Although most of the attacks disrupted only support systems, they could spread to the operational systems that control communications, surveillance and flight information used to separate aircraft.
The report noted several recent cyber attacks, including a February incident, in which hackers gained access to personal information on about 48,000 current and former FAA employees, and an attack in 2008 when hackers took control of some FAA network servers.
Auditors said the Federal Aviation Administration is not able to detect potential cyber security attacks adequately, and it must secure its systems better against hackers and other intruders.

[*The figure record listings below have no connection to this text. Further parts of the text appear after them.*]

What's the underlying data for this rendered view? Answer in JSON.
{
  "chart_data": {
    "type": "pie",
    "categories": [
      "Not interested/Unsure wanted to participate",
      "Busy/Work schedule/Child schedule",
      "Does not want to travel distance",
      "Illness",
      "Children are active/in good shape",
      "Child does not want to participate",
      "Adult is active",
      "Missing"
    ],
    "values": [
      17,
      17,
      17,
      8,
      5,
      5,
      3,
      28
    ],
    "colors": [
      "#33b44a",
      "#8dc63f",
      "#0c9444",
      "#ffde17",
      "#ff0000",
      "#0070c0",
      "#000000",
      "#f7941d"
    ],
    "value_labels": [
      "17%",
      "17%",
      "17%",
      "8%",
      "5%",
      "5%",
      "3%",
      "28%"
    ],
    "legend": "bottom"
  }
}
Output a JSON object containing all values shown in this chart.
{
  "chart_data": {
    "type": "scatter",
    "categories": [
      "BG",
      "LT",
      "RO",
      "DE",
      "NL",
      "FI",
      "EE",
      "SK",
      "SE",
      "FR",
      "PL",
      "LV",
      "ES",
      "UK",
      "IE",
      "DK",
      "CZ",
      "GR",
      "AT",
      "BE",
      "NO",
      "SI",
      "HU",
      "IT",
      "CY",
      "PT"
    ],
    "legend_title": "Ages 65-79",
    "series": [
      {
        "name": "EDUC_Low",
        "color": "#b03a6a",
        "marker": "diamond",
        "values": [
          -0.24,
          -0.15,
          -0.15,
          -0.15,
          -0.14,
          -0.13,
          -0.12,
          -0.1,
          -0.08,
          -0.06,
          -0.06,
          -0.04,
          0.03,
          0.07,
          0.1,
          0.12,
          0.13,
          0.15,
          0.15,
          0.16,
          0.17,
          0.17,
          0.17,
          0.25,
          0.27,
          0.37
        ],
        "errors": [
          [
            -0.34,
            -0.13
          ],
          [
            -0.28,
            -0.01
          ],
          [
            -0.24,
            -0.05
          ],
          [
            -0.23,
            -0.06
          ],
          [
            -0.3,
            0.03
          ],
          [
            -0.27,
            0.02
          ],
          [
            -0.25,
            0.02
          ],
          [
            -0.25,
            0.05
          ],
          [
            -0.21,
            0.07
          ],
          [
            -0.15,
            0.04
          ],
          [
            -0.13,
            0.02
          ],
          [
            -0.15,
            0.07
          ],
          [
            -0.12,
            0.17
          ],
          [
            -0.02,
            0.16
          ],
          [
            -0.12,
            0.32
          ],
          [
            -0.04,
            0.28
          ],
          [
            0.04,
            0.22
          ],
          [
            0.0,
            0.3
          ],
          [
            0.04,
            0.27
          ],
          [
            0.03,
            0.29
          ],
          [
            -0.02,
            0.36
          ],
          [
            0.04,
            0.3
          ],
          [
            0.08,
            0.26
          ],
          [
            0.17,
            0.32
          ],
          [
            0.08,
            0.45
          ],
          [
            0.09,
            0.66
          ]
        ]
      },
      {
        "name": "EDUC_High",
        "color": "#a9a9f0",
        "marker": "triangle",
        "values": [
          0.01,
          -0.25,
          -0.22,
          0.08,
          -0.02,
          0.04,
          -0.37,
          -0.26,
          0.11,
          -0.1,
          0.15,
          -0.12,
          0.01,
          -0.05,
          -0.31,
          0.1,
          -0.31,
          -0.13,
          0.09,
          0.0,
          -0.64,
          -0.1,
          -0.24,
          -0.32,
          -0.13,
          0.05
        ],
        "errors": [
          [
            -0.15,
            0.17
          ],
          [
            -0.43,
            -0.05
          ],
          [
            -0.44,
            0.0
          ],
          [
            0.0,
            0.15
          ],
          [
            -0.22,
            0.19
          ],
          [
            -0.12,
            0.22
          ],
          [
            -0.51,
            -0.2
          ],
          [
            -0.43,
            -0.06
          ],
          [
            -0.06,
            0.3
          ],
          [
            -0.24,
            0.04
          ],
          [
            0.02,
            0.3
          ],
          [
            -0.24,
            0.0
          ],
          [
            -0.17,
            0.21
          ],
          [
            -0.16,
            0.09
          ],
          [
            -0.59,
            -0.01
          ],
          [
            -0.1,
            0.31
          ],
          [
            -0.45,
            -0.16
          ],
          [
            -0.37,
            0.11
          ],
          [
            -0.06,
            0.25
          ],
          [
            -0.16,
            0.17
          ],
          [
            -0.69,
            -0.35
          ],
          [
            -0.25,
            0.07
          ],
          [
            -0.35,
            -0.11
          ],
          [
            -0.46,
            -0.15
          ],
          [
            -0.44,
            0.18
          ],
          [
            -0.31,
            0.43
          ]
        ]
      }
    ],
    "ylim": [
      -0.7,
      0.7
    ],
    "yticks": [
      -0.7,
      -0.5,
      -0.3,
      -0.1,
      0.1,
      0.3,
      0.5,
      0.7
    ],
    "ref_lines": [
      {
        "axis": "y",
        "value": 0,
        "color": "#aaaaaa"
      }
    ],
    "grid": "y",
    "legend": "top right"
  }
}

“In our opinion, unless effective action is taken quickly, it is likely to be a matter of when, not if, air traffic control (ATC) systems encounter attacks that do serious harm to ATC operations,” the auditors said.
In response to the findings, FAA officials stressed that the support systems and traffic control networks are separated. They agreed, however, that more aggressive action should be taken to secure the networks and secure high-risk vulnerabilities.
Officials tested Internet-based systems that are used to provide information to the public such as communications frequencies for pilots, as well as internal FAA computer systems. The tests found almost 4,000 “vulnerabilities,” including 763 viewed as “high risk.” The vulnerabilities including weak passwords, unprotected file folders and other software problems.
The weaknesses could allow hackers or internal FAA workers to gain access to air traffic systems, and possibly compromise computers there or infect them with malicious codes or viruses, the audit warned.
In its response to the audit, the FAA said corrective actions already are being taken, and others should be in place in the coming months.